Besides, the revised structure could create new opportunities for smaller creators, particularly independent analysts who have historically faced limited reach due to algorithmic preference for high-frequency posting accounts. As aggregator dominance declines, original voices may gain stronger visibility, which could lead to more diverse and insightful discussions within the crypto space.


Additionally, the crypto sector continues to face persistent information overload, as multiple accounts frequently publish identical updates within minutes, creating unnecessary duplication across timelines. Hence, traders and investors often receive repetitive information instead of detailed analysis that could improve decision-making and market understanding.

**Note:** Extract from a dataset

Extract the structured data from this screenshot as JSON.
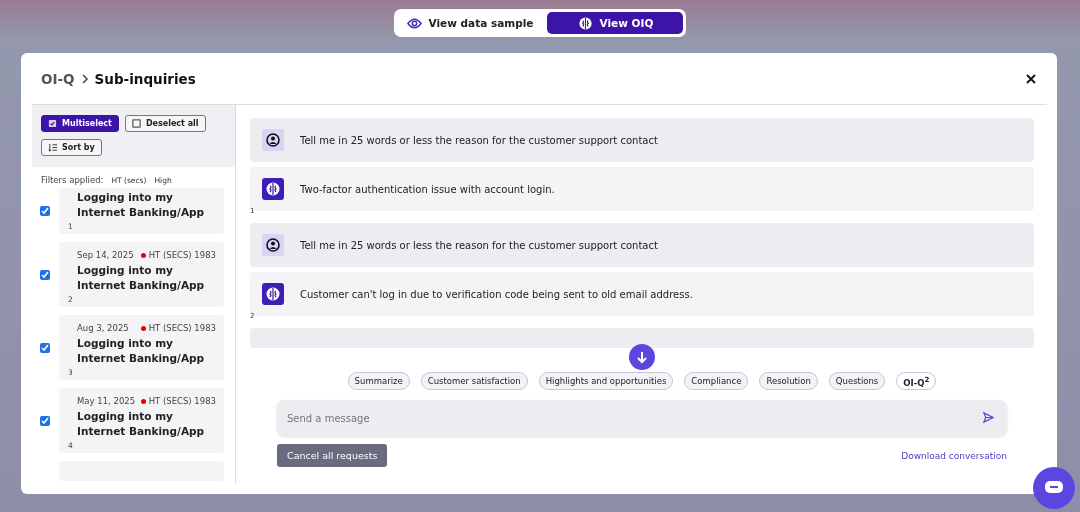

Risk of Losing Valuable Information Pipelines Remains a Concern

However, concerns remain about the broader impact of these changes, especially since some aggregator accounts still provide value by organizing fast-moving information into accessible updates for users who cannot track multiple sources simultaneously. If the payout reductions become too aggressive, the platform risks weakening useful information pipelines alongside low-quality spam accounts that currently dominate engagement. The payout cuts signal a turning point in crypto content distribution, as originality begins to regain importance over volume-driven posting strategies.